I really have a hard time getting my family (cough cough kids cough) to eat green stuff. It’s not that he’s opposed to anything green, but he just won’t eat it unless I prepare it for him (and maybe hide it a little. No way is he eating sauteed spinach if you catch my drift. While I’m not a big fan of “drinking” all of your greens, sometimes we gotta get them in where we can! This is a brilliant idea to getting in the vitamins and minerals our leafy greens carry! I’m pretty sure when I can add fiber, vitamins A, folate, calcium, iron, and magnesium, I’m ALL in.
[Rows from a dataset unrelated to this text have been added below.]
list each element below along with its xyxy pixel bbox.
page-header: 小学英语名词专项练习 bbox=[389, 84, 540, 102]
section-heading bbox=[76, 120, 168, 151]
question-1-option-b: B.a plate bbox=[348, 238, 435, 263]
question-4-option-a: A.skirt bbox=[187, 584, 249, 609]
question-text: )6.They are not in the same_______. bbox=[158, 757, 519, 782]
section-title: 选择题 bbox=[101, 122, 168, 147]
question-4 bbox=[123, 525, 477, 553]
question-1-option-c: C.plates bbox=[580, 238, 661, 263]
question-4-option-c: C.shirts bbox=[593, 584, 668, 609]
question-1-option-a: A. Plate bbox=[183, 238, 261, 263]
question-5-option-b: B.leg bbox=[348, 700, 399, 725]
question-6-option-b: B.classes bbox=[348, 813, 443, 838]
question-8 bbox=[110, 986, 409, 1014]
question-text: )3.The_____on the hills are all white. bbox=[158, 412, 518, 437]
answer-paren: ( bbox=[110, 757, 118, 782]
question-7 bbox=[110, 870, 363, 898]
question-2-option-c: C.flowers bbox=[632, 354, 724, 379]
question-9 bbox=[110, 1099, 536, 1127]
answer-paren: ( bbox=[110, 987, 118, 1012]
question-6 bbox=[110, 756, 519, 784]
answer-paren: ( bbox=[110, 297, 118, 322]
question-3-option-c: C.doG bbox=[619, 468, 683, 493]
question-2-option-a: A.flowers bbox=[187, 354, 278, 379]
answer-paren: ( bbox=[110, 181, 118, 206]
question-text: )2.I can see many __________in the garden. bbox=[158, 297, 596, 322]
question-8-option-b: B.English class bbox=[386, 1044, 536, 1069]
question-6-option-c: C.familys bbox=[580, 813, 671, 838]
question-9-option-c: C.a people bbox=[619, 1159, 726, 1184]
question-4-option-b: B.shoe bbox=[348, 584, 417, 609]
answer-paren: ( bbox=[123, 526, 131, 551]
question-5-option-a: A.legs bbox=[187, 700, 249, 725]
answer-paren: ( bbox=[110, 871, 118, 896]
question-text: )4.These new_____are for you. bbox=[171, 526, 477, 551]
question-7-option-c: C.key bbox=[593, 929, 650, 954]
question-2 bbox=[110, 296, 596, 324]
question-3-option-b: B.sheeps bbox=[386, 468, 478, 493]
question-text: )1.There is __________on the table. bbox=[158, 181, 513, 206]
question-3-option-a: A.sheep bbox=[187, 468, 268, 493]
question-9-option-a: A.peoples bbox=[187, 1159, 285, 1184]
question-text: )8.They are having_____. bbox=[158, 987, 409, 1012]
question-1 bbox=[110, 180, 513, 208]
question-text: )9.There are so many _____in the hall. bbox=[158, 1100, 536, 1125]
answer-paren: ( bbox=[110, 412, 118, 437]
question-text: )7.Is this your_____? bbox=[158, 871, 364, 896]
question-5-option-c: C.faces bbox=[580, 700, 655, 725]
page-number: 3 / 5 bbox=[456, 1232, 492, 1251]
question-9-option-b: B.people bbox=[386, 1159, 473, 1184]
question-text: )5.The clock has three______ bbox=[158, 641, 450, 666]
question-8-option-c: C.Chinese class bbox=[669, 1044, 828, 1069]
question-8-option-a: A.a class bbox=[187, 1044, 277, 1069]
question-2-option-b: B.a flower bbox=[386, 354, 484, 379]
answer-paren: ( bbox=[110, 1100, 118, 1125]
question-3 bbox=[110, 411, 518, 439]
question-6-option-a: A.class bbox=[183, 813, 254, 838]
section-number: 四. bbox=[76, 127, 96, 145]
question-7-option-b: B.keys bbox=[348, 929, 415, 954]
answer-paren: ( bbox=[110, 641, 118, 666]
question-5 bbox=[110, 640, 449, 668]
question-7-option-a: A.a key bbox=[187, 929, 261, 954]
I’m telling you with this smoothie, you can’t even taste the spinach. And please, for the love of lifting, add some protein. I am a big fan of Gelatin but you can also use your favorite vanilla flavored protein powder. Any will do! By the time I added gelatin, I ended up splitting this shake with the kids (1/2 for me and 1/2 for them divided) I had 35g protein! Wow! Talk about a good breakfast. With the thumb of fat included in the shake, I also had a small amount that would help me full full throughout the morning hours until snack time but not be so much that I couldn’t workout after drinking. Remember, fats help us feel fuller when we are on a calorie deficit. The carbs in the banana and yogurt were also the right amount and set you up for a good ratio going into your day. Breakfast or pre-workout snack, this recipe is legit!
And for the record, my 11-yr old said “these are really good.” And it was green. And good for him. My day is complete.
- 1 large banana
- 1 cup ice cubes
- ½ cup almond milk (or milk substitute)
- ¼ cup Greek yogurt
- 1 rounded Tbsp. peanut butter
- ½ tsp. vanilla extract
- ½ cup gelatin for added protein* or protein substitute
- Blend all ingredients until smooth, and serve immediately.